Some places have laws that make it hard and expensive to evict hotel guests who overstay their welcome. International visitors often have to leave the country after a set amount of days, which makes it easy to get rid of them. Unfortunately I do not know if there are any of these "hard to evict" problems in Australia.


Well, That happened to one of my friend. It's true that this happen often. Like the comment above mentioned, some hostels want to have a global social environment rather than bunch of people from the country. I think also the people who use the hotels expect the travelers to be from around the world which create a different environment. Don't be upset but that's the way it is. I travel with 2 passports so I can always find a hostel which accommodate me. I don't frequent them often due to other issues I don't want to discuss. In brief, try not to go to a hostel in your own country.

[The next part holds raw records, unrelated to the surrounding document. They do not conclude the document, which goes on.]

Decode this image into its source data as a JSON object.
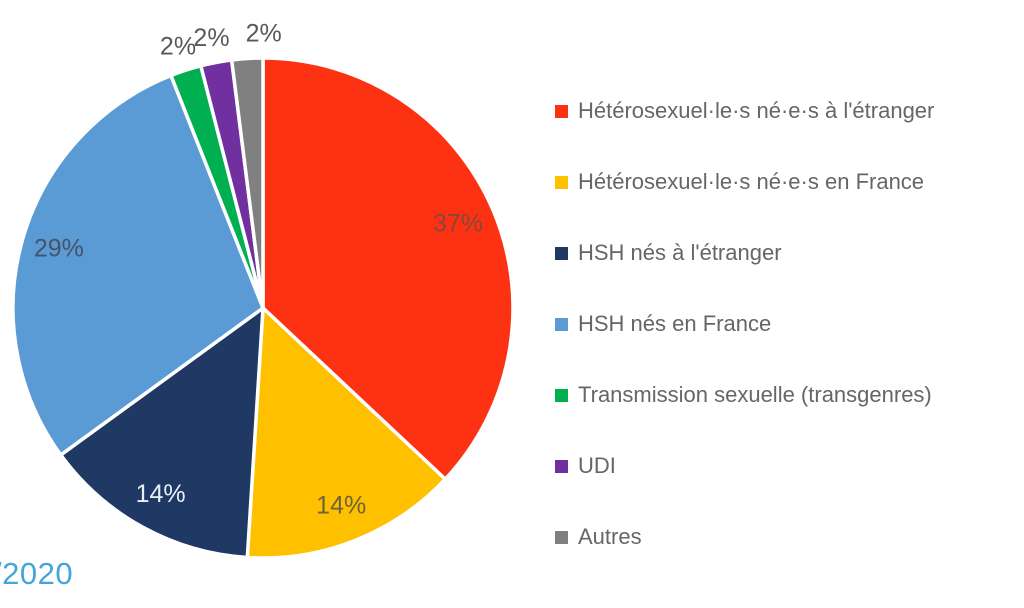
{
  "chart_data": {
    "type": "pie",
    "title": "",
    "legend_position": "right",
    "start_angle_deg": 0,
    "direction": "clockwise",
    "slices": [
      {
        "label": "Hétérosexuel·le·s né·e·s à l'étranger",
        "value": 37,
        "display_value": "37%",
        "color": "#FC3212",
        "value_label_color": "#8A4638",
        "value_label_position": "inside"
      },
      {
        "label": "Hétérosexuel·le·s né·e·s en France",
        "value": 14,
        "display_value": "14%",
        "color": "#FFC000",
        "value_label_color": "#6E6239",
        "value_label_position": "inside"
      },
      {
        "label": "HSH nés à l'étranger",
        "value": 14,
        "display_value": "14%",
        "color": "#1F3864",
        "value_label_color": "#EAF0F8",
        "value_label_position": "inside"
      },
      {
        "label": "HSH nés en France",
        "value": 29,
        "display_value": "29%",
        "color": "#5B9BD5",
        "value_label_color": "#44546A",
        "value_label_position": "inside"
      },
      {
        "label": "Transmission sexuelle (transgenres)",
        "value": 2,
        "display_value": "2%",
        "color": "#00B050",
        "value_label_color": "#595959",
        "value_label_position": "outside"
      },
      {
        "label": "UDI",
        "value": 2,
        "display_value": "2%",
        "color": "#7030A0",
        "value_label_color": "#595959",
        "value_label_position": "outside"
      },
      {
        "label": "Autres",
        "value": 2,
        "display_value": "2%",
        "color": "#808080",
        "value_label_color": "#595959",
        "value_label_position": "outside"
      }
    ]
  },
  "legend": {
    "text_color": "#666666"
  },
  "footer": {
    "text": "/2020",
    "color": "#45A5D8"
  }
}
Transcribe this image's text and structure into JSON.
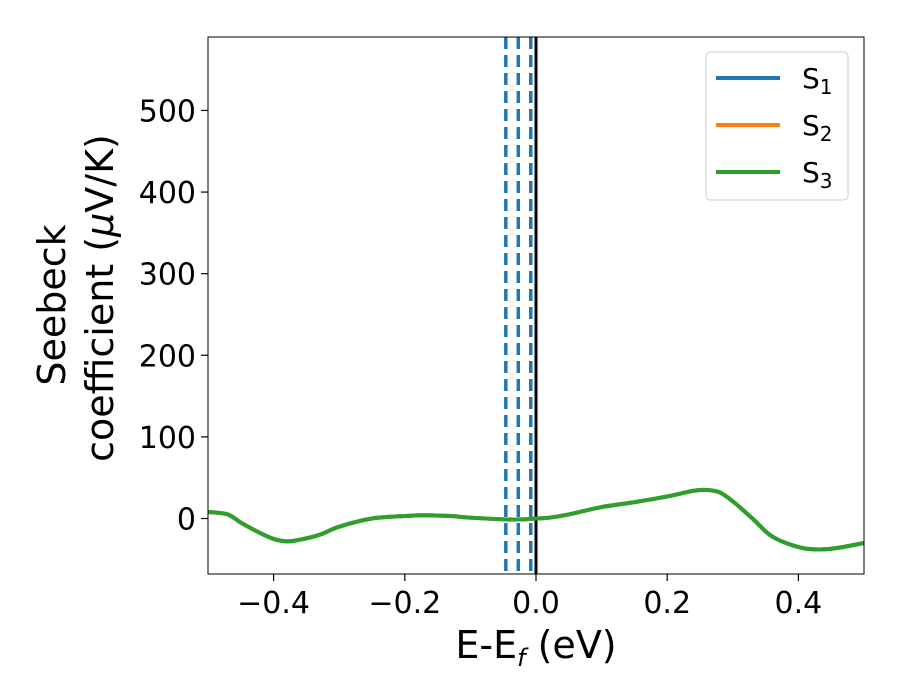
{
  "chart_data": {
    "type": "line",
    "xlabel": "E-E",
    "xlabel_sub": "f",
    "xlabel_unit": " (eV)",
    "ylabel_line1": "Seebeck",
    "ylabel_line2": "coefficient  (",
    "ylabel_mu": "μ",
    "ylabel_unit": "V/K)",
    "xlim": [
      -0.5,
      0.5
    ],
    "ylim": [
      -68,
      590
    ],
    "xticks": [
      -0.4,
      -0.2,
      0.0,
      0.2,
      0.4
    ],
    "xtick_labels": [
      "−0.4",
      "−0.2",
      "0.0",
      "0.2",
      "0.4"
    ],
    "yticks": [
      0,
      100,
      200,
      300,
      400,
      500
    ],
    "ytick_labels": [
      "0",
      "100",
      "200",
      "300",
      "400",
      "500"
    ],
    "grid": false,
    "legend_position": "top-right",
    "series": [
      {
        "name": "S",
        "sub": "1",
        "color": "#1f77b4",
        "x": [
          -0.5,
          -0.47,
          -0.45,
          -0.42,
          -0.4,
          -0.38,
          -0.36,
          -0.33,
          -0.3,
          -0.25,
          -0.2,
          -0.17,
          -0.13,
          -0.1,
          -0.05,
          -0.02,
          0.0,
          0.02,
          0.05,
          0.1,
          0.15,
          0.2,
          0.24,
          0.26,
          0.28,
          0.3,
          0.33,
          0.36,
          0.4,
          0.43,
          0.46,
          0.5
        ],
        "values": [
          8,
          5,
          -5,
          -18,
          -25,
          -28,
          -26,
          -20,
          -10,
          0,
          3,
          4,
          3,
          1,
          -1,
          -1,
          0,
          1,
          5,
          14,
          20,
          27,
          34,
          35,
          32,
          21,
          0,
          -22,
          -35,
          -38,
          -36,
          -30
        ]
      },
      {
        "name": "S",
        "sub": "2",
        "color": "#ff7f0e",
        "x": [
          -0.5,
          -0.47,
          -0.45,
          -0.42,
          -0.4,
          -0.38,
          -0.36,
          -0.33,
          -0.3,
          -0.25,
          -0.2,
          -0.17,
          -0.13,
          -0.1,
          -0.05,
          -0.02,
          0.0,
          0.02,
          0.05,
          0.1,
          0.15,
          0.2,
          0.24,
          0.26,
          0.28,
          0.3,
          0.33,
          0.36,
          0.4,
          0.43,
          0.46,
          0.5
        ],
        "values": [
          8,
          5,
          -5,
          -18,
          -25,
          -28,
          -26,
          -20,
          -10,
          0,
          3,
          4,
          3,
          1,
          -1,
          -1,
          0,
          1,
          5,
          14,
          20,
          27,
          34,
          35,
          32,
          21,
          0,
          -22,
          -35,
          -38,
          -36,
          -30
        ]
      },
      {
        "name": "S",
        "sub": "3",
        "color": "#2ca02c",
        "x": [
          -0.5,
          -0.47,
          -0.45,
          -0.42,
          -0.4,
          -0.38,
          -0.36,
          -0.33,
          -0.3,
          -0.25,
          -0.2,
          -0.17,
          -0.13,
          -0.1,
          -0.05,
          -0.02,
          0.0,
          0.02,
          0.05,
          0.1,
          0.15,
          0.2,
          0.24,
          0.26,
          0.28,
          0.3,
          0.33,
          0.36,
          0.4,
          0.43,
          0.46,
          0.5
        ],
        "values": [
          8,
          5,
          -5,
          -18,
          -25,
          -28,
          -26,
          -20,
          -10,
          0,
          3,
          4,
          3,
          1,
          -1,
          -1,
          0,
          1,
          5,
          14,
          20,
          27,
          34,
          35,
          32,
          21,
          0,
          -22,
          -35,
          -38,
          -36,
          -30
        ]
      }
    ],
    "vlines": [
      {
        "x": -0.046,
        "color": "#1f77b4",
        "style": "dashed"
      },
      {
        "x": -0.027,
        "color": "#1f77b4",
        "style": "dashed"
      },
      {
        "x": -0.008,
        "color": "#1f77b4",
        "style": "dashed"
      },
      {
        "x": 0.0,
        "color": "#000000",
        "style": "solid"
      }
    ]
  }
}
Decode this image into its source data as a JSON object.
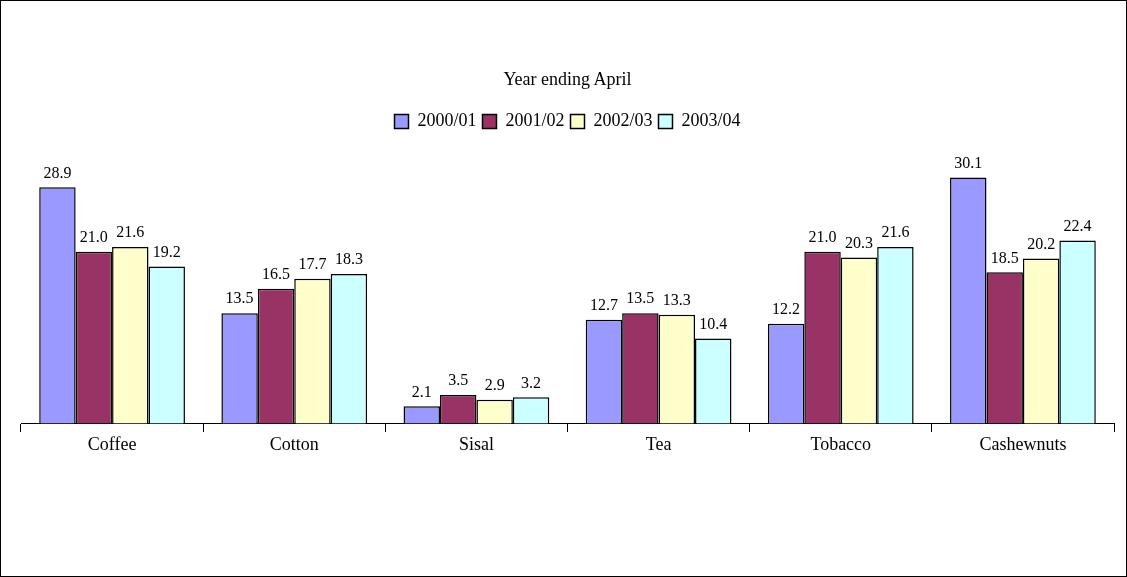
{
  "chart_data": {
    "type": "bar",
    "legend_title": "Year ending April",
    "legend": "top",
    "categories": [
      "Coffee",
      "Cotton",
      "Sisal",
      "Tea",
      "Tobacco",
      "Cashewnuts"
    ],
    "series": [
      {
        "name": "2000/01",
        "color": "#9999ff",
        "values": [
          28.9,
          13.5,
          2.1,
          12.7,
          12.2,
          30.1
        ],
        "value_labels": [
          "28.9",
          "13.5",
          "2.1",
          "12.7",
          "12.2",
          "30.1"
        ]
      },
      {
        "name": "2001/02",
        "color": "#993366",
        "values": [
          21.0,
          16.5,
          3.5,
          13.5,
          21.0,
          18.5
        ],
        "value_labels": [
          "21.0",
          "16.5",
          "3.5",
          "13.5",
          "21.0",
          "18.5"
        ]
      },
      {
        "name": "2002/03",
        "color": "#ffffcc",
        "values": [
          21.6,
          17.7,
          2.9,
          13.3,
          20.3,
          20.2
        ],
        "value_labels": [
          "21.6",
          "17.7",
          "2.9",
          "13.3",
          "20.3",
          "20.2"
        ]
      },
      {
        "name": "2003/04",
        "color": "#ccffff",
        "values": [
          19.2,
          18.3,
          3.2,
          10.4,
          21.6,
          22.4
        ],
        "value_labels": [
          "19.2",
          "18.3",
          "3.2",
          "10.4",
          "21.6",
          "22.4"
        ]
      }
    ]
  }
}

  • Most hostels allow visitors from own country and in some kinds of travel hostels are the best option. So if you want to use a hostel, contact them, ask whether they accept you and if not, explain why you need to stay in a hostel in your own country so that if it is not a hard rule they might make an exception.
    – Willeke
    Feb 1, 2016 at 19:12

Many hostels refuse to admit Australians because of their behavior and the way they act, here are some the reasons.

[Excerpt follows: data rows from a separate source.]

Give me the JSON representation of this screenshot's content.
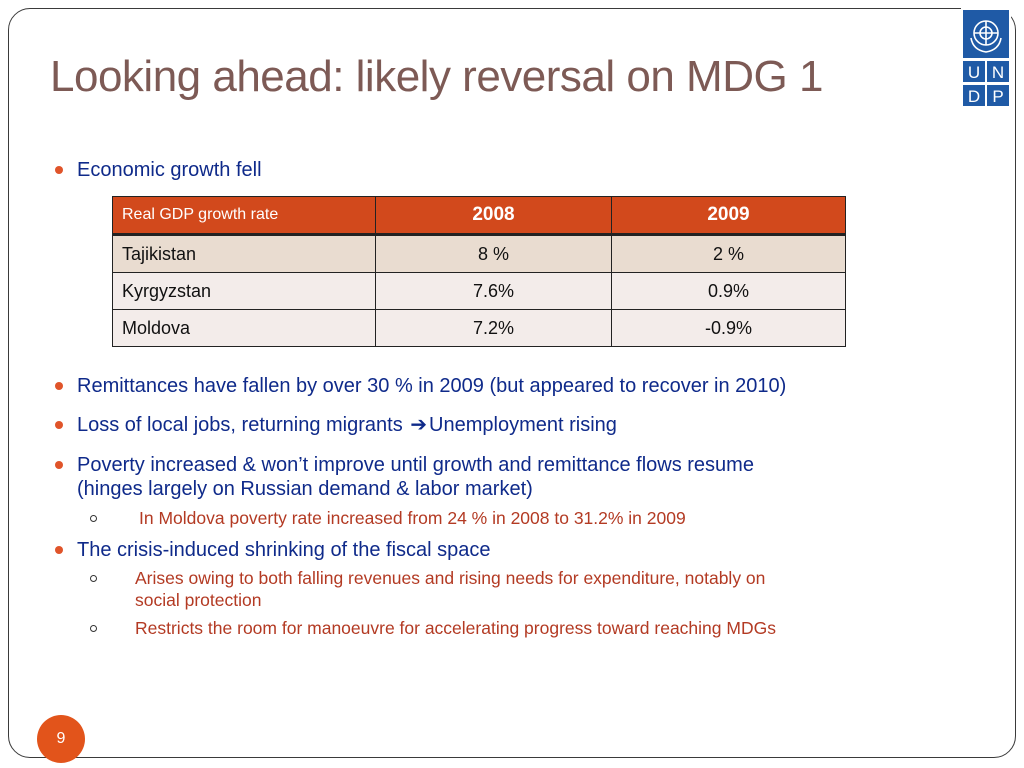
{
  "slide": {
    "title": "Looking ahead: likely reversal on MDG 1",
    "page_number": "9"
  },
  "logo": {
    "letters": [
      "U",
      "N",
      "D",
      "P"
    ],
    "color": "#1f5aa6"
  },
  "bullets": {
    "b1": "Economic growth fell",
    "b2": "Remittances have fallen by over 30 % in 2009 (but appeared to recover  in 2010)",
    "b3_before": "Loss of local jobs, returning migrants ",
    "b3_after": "Unemployment rising",
    "b4_line1": "Poverty increased & won’t improve until growth and remittance flows resume",
    "b4_line2": "(hinges largely on Russian demand & labor market)",
    "b4_sub1": "In Moldova poverty rate increased from 24 % in 2008 to 31.2% in 2009",
    "b5": "The crisis-induced shrinking of the fiscal space",
    "b5_sub1_line1": "Arises owing to both falling revenues and rising needs for expenditure, notably on",
    "b5_sub1_line2": "social protection",
    "b5_sub2": "Restricts the room for manoeuvre for accelerating progress toward reaching MDGs"
  },
  "table": {
    "headers": [
      "Real GDP growth rate",
      "2008",
      "2009"
    ],
    "rows": [
      [
        "Tajikistan",
        "8 %",
        "2 %"
      ],
      [
        "Kyrgyzstan",
        "7.6%",
        "0.9%"
      ],
      [
        "Moldova",
        "7.2%",
        "-0.9%"
      ]
    ]
  },
  "colors": {
    "title": "#7d5a55",
    "bullet_text": "#0f2a8a",
    "sub_text": "#b33a23",
    "accent": "#d2491c"
  }
}
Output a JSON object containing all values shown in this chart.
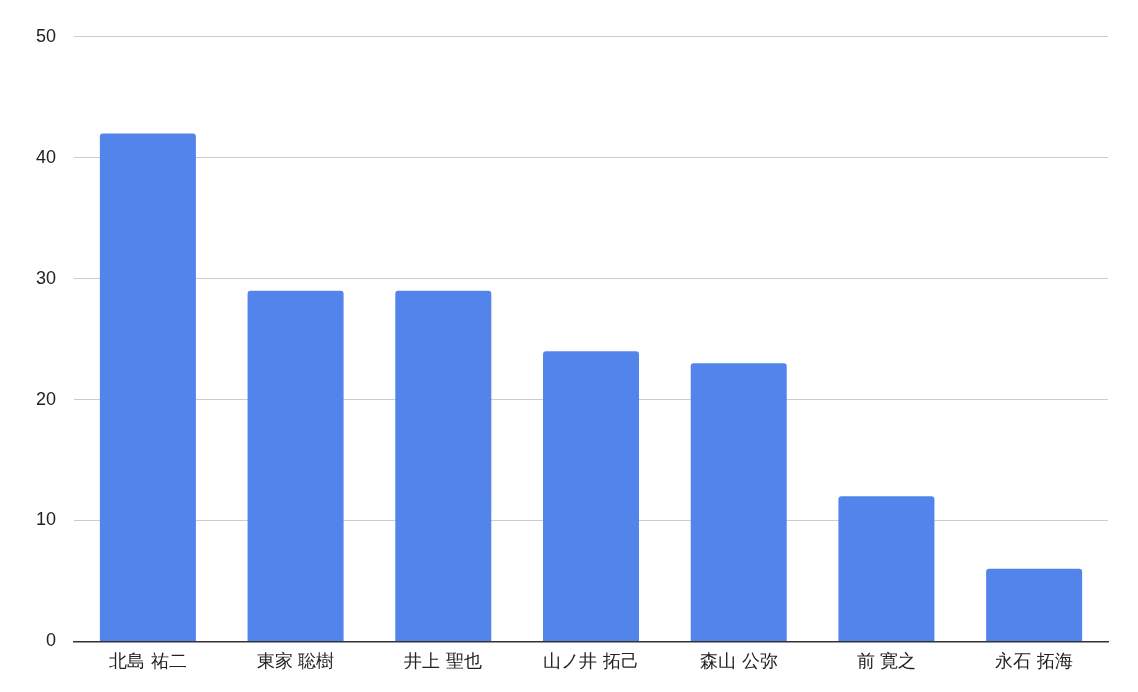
{
  "chart_data": {
    "type": "bar",
    "categories": [
      "北島 祐二",
      "東家 聡樹",
      "井上 聖也",
      "山ノ井 拓己",
      "森山 公弥",
      "前 寛之",
      "永石 拓海"
    ],
    "values": [
      42,
      29,
      29,
      24,
      23,
      12,
      6
    ],
    "color": "#5284ec",
    "ylim": [
      0,
      50
    ],
    "yticks": [
      0,
      10,
      20,
      30,
      40,
      50
    ],
    "grid": "y"
  }
}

  1. Some locals will stop in a backpackers for a few days using fake id and steal others personal belongings.
  2. Many Aussies who stay in backpackers are transients with dubious criminal back or maybe on the run from the law.
  3. Locals may try to sell drugs while staying at the premises or hostel.
  4. Many hostels refuse to accommodate locals with mental illness.
  5. Aussies have a reputation for getting drunk and causing fights. having worked in hostels these are the main reasons why Australians are refused service, if your an Aussie wanting to stay in a backpackers turn up well dressed , clean cut and tell them you work. it may or may not work.
  • 2
    Having been a guest in Ausie hostels, many of which accepted Ausie guests as well, I do not agree with your points.
    – Willeke
    Jul 13, 2022 at 8:08
  • 1
    People, if you do or do not agree with an answer, voting is the way to express that. This is an answer and of such quality that mods do not need to remove it for lack of quality.
    – Willeke
    Jul 13, 2022 at 10:07
  • How are any of these things Aussie specific? Anyone can be behave like this. Nevermind #4, which is just an awful thing to state in its own right.
    – stanri
    Jul 13, 2022 at 17:23
  • Can you please add some sources?